While halo products like the Macbook Air and the ThinkPad X300 are nice to look at and dream about, they are ultimately sometimes too expensive and impractical for the mainstream user. While a road warrior may enjoy their significantly smaller footprint and light weight, they might not look too kindly on lower processing power or be able to stomach higher costs. In the end, many of us need a bit more power for a lot less money and the ThinkPad X200 is Lenovo's answer.
The ThinkPad X200 is the successor and direct descendant of the ThinkPad X61. Built on Intel's new Centrino 2 platform, the X200 is well equipped with the latest technology. Powered by a standard-voltage Core 2 Duo Mobile Penryn processor with either 2.26GHz or 2.40GHz on tap, we found the X200 to be quite zippy in Windows Vista and our benchmarks show that it has plenty of power for all of your productivity and most of your multimedia needs as well. In terms of connectivity, the X200 shines, offering everything from WiMAX and wireless USB to Bluetooth and GPS. Although at the time of this publication, some of the more advanced options are not yet available for order.
The X200 is very compact and light, although not quite as slim as the X300. The X200's portability is further enhanced by its excellent battery life and easy-access battery with the option for a big 9-cell battery that offers over 8 hours of juice. Like all ThinkPads, the X200 is also very tough and it has very high build quality. The magnesium alloy outer shell and roll-cage ensure that your X200 doesn't become cracked or crushed during the busy morning commute. Lastly, like the X61 that came before it, the X200 is reasonably priced and one can be yours for around $1,434.
Unfortunately the X200 isn't completely without caveats. Like nearly all ultraportables, the X200 isn't much of a gaming powerhouse. Stuck with a GMA X4500 IGP and no discrete graphics options, the X200 can't run the latest games very well but then again gaming isn't an ultraportable notebook's primary purpose. Like the X61, the X200 also doesn't have a touchpad, instead relying solely on Trackpoint navigation. While some ThinkPad veterans may not mind, this could be a huge turn-off for many users and unfortunately the only solution is to use an external mouse. Finally, in order to keep costs low, the X200 doesn't share the X300's ultra-slim optical drive, instead relying on an optional external optical drive, like the Macbook Air.
While the ThinkPad X200 isn't without faults, the most annoying of which may be the lack of a touchpad, its strengths greatly outweigh its few weaknesses and we think the X200 is an excellent notebook option amongst this new breed of ultra-light competition.

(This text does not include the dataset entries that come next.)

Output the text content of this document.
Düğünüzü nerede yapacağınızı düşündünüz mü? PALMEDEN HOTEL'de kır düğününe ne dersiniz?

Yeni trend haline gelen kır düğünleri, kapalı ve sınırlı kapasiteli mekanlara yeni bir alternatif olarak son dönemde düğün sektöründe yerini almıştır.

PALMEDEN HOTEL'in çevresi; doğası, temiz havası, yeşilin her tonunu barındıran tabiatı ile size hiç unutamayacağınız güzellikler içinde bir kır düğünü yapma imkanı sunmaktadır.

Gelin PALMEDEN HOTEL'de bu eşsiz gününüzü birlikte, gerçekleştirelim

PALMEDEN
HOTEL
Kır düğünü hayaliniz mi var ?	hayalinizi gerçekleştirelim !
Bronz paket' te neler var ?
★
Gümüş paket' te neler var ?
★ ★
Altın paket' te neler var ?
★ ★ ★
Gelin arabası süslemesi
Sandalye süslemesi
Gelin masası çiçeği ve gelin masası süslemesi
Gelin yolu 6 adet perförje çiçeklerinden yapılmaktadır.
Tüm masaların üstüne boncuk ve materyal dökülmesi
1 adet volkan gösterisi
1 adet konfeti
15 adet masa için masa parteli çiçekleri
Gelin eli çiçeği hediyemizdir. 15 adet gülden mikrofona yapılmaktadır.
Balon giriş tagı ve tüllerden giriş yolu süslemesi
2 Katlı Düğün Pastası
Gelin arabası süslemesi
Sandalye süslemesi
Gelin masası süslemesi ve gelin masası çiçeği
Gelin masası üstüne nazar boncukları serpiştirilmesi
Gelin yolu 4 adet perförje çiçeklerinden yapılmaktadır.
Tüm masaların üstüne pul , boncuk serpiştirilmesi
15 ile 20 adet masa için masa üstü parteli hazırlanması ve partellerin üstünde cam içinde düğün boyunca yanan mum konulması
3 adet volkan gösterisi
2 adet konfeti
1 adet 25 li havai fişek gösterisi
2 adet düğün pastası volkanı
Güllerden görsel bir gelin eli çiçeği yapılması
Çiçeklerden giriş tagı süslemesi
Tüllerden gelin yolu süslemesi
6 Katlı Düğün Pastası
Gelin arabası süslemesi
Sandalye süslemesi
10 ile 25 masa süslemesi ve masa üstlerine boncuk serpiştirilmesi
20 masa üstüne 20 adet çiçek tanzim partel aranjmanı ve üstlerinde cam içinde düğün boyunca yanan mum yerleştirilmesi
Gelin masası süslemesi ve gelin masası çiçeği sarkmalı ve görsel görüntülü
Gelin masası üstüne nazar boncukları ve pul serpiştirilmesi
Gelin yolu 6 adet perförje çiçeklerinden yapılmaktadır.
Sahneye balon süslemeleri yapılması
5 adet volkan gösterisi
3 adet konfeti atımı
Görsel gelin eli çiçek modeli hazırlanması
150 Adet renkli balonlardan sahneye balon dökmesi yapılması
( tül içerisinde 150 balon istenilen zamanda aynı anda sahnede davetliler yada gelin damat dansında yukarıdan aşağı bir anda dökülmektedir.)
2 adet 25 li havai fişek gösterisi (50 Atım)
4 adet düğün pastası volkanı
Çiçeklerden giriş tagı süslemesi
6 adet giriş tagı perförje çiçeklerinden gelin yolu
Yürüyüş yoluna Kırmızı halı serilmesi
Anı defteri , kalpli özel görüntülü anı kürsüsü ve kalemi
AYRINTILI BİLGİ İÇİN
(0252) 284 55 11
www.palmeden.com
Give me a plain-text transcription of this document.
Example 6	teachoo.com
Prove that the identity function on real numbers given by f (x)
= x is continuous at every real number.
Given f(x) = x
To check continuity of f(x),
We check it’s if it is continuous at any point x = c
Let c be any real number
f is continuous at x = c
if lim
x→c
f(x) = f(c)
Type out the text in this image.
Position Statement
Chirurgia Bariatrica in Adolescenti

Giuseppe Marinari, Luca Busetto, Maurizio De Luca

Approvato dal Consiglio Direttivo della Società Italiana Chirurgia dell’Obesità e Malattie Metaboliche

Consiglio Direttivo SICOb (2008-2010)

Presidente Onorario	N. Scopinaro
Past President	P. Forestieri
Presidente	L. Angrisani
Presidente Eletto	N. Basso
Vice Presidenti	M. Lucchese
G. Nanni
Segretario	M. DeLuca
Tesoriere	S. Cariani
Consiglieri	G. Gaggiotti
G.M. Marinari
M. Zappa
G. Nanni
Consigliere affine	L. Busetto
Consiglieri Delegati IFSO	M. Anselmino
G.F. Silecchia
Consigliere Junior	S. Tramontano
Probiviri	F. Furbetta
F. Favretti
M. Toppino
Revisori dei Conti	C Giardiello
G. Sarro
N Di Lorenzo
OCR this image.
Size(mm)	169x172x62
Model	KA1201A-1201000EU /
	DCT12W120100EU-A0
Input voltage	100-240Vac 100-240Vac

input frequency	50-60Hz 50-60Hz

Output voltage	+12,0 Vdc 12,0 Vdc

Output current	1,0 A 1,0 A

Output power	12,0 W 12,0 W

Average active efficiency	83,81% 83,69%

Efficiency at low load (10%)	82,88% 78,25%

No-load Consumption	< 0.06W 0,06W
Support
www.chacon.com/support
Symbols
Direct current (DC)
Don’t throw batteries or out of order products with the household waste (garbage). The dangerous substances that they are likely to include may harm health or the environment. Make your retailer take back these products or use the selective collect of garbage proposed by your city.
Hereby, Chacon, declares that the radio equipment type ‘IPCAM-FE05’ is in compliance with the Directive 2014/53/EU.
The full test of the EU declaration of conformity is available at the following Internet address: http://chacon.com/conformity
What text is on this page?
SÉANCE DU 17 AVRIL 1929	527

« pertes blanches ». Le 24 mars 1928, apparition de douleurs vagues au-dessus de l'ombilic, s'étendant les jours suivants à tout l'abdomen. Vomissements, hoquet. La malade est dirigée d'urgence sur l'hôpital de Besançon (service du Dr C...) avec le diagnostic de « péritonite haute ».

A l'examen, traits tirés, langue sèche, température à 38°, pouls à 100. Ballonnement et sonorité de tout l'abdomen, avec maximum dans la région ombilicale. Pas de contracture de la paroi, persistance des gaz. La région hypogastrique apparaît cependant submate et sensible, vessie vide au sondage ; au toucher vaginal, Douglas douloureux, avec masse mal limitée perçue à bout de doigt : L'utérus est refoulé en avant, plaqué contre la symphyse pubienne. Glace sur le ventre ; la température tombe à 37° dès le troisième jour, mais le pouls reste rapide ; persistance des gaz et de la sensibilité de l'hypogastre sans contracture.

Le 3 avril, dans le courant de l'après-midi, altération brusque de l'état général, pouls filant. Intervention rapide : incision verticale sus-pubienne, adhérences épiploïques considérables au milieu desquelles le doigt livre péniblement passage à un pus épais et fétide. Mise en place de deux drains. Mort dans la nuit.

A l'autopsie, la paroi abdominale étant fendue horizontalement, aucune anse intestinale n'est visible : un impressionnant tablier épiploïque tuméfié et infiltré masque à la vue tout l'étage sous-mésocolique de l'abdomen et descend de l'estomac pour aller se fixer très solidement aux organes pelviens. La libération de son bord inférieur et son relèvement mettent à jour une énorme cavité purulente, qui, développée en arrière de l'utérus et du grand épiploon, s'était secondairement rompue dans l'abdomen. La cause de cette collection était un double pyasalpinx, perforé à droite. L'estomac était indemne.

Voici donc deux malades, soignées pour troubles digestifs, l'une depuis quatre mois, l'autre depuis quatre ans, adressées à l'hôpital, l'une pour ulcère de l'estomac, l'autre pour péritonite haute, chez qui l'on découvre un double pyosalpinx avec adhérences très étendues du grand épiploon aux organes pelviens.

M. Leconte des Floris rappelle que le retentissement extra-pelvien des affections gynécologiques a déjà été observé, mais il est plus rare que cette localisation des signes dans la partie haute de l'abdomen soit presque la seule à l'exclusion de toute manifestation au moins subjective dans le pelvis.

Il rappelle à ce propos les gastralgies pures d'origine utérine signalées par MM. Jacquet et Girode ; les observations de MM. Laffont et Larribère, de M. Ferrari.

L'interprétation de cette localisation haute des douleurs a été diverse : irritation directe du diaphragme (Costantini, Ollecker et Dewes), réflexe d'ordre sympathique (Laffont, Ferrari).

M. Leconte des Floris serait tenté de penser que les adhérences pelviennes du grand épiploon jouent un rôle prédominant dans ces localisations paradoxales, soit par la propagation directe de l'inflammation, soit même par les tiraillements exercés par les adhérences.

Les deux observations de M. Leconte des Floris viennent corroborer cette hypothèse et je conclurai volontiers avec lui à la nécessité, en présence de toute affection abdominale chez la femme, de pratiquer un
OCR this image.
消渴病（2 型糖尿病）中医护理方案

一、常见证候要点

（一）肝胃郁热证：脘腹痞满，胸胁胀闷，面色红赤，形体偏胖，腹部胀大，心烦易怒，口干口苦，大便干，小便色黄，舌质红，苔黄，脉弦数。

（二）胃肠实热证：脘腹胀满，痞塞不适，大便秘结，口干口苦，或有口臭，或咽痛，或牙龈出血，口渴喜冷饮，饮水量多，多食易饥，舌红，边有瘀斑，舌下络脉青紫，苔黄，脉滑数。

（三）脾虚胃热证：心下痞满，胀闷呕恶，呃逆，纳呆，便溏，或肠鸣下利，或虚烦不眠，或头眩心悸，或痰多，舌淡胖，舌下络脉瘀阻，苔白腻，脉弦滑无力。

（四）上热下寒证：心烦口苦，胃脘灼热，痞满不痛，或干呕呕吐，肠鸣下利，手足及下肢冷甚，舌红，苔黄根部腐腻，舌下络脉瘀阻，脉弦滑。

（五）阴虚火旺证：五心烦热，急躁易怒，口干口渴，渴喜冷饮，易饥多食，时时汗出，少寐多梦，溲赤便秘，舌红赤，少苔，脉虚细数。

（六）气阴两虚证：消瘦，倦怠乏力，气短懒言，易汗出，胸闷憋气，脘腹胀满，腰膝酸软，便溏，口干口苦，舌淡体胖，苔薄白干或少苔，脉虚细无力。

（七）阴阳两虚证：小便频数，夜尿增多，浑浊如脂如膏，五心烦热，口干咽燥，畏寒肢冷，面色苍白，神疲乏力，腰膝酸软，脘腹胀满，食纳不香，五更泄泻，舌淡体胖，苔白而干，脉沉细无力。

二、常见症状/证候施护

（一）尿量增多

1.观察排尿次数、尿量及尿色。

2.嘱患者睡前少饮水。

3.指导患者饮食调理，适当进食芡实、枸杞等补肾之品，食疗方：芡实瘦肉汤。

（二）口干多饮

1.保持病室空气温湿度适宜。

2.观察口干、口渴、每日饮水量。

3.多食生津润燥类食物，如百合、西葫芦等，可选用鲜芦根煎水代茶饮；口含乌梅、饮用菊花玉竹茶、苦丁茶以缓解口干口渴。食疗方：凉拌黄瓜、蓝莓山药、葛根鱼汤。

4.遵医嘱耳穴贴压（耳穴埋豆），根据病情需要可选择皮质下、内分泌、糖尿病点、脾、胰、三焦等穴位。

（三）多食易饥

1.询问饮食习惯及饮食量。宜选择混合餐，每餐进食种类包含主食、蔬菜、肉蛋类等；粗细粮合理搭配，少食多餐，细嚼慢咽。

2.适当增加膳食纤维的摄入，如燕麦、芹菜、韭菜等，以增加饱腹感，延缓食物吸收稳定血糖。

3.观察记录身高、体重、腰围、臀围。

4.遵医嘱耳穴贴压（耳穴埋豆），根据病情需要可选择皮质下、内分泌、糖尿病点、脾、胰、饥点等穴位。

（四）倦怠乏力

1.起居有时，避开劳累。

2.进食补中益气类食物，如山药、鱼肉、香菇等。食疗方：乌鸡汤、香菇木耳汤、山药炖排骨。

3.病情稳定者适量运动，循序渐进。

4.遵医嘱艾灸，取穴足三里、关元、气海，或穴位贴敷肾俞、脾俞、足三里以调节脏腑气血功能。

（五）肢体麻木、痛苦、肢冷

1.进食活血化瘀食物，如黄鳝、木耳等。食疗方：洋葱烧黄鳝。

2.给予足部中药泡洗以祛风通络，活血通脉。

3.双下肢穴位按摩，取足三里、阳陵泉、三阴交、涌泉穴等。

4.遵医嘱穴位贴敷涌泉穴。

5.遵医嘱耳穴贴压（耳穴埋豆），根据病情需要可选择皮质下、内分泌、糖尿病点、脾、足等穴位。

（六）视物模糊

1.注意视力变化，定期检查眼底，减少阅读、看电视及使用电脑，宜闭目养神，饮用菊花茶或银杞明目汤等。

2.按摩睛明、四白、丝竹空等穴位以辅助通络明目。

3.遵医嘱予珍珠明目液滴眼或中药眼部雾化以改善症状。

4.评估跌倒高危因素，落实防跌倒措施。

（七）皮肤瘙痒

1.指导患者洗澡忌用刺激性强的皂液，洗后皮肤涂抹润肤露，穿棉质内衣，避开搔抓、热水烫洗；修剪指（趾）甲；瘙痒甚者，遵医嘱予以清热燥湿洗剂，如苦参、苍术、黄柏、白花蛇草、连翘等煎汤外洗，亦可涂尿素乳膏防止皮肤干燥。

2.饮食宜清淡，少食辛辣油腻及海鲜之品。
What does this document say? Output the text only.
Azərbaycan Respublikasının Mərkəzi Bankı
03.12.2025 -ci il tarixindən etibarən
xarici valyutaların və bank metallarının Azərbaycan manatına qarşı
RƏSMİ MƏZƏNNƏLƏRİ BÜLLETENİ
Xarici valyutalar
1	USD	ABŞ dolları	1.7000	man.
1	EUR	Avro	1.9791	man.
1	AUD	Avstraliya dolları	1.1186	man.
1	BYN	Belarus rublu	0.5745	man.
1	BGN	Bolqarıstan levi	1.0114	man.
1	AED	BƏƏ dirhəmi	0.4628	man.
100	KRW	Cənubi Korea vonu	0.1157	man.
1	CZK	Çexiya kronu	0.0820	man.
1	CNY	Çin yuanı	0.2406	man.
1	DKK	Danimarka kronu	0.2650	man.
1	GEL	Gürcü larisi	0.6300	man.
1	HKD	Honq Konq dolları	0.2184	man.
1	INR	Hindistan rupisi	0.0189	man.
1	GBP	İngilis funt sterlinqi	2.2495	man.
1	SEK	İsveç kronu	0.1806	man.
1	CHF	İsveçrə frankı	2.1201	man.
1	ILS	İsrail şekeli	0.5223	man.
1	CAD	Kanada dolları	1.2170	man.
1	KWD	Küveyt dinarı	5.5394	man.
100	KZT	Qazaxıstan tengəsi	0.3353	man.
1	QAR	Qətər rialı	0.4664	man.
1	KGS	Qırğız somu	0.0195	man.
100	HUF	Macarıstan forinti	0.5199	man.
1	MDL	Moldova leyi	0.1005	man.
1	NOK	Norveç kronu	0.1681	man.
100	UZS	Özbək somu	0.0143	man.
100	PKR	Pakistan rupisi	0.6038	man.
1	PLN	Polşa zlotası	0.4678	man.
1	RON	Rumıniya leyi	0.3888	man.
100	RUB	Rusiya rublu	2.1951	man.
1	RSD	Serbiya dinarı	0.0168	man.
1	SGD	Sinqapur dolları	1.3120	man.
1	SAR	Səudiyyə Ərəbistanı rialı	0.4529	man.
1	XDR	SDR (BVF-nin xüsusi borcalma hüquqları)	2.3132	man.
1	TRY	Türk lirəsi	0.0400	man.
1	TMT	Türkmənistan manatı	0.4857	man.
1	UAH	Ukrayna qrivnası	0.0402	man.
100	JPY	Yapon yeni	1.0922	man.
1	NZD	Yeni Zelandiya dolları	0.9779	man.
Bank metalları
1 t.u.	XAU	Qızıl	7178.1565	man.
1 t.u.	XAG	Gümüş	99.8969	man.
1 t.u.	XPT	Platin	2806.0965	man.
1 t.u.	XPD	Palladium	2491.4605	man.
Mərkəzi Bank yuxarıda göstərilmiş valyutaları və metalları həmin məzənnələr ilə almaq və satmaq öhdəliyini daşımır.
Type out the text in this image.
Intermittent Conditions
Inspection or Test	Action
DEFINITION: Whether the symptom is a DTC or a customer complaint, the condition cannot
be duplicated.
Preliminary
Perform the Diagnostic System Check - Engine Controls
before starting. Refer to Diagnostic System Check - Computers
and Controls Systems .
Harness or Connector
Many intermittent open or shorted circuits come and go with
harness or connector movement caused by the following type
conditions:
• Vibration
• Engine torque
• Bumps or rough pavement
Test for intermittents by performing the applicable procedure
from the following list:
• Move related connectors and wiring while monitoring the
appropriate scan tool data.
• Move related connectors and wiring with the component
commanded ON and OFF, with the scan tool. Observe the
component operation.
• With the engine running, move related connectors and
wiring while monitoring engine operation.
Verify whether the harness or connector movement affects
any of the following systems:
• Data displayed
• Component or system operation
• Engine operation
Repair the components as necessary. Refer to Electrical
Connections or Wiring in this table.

With a combination of the X300's looks and the X61's processing power and sensibility, the X200 is quite an appealing product for gadget geeks, road warriors and business folks alike. With its excellent feature set, small size, light weight, excellent battery life and modest price tag, the X200 is a standout product to be sure. We heartily recommend that anyone in the market for a small, portable business notebook take a good, hard look at the ThinkPad X200.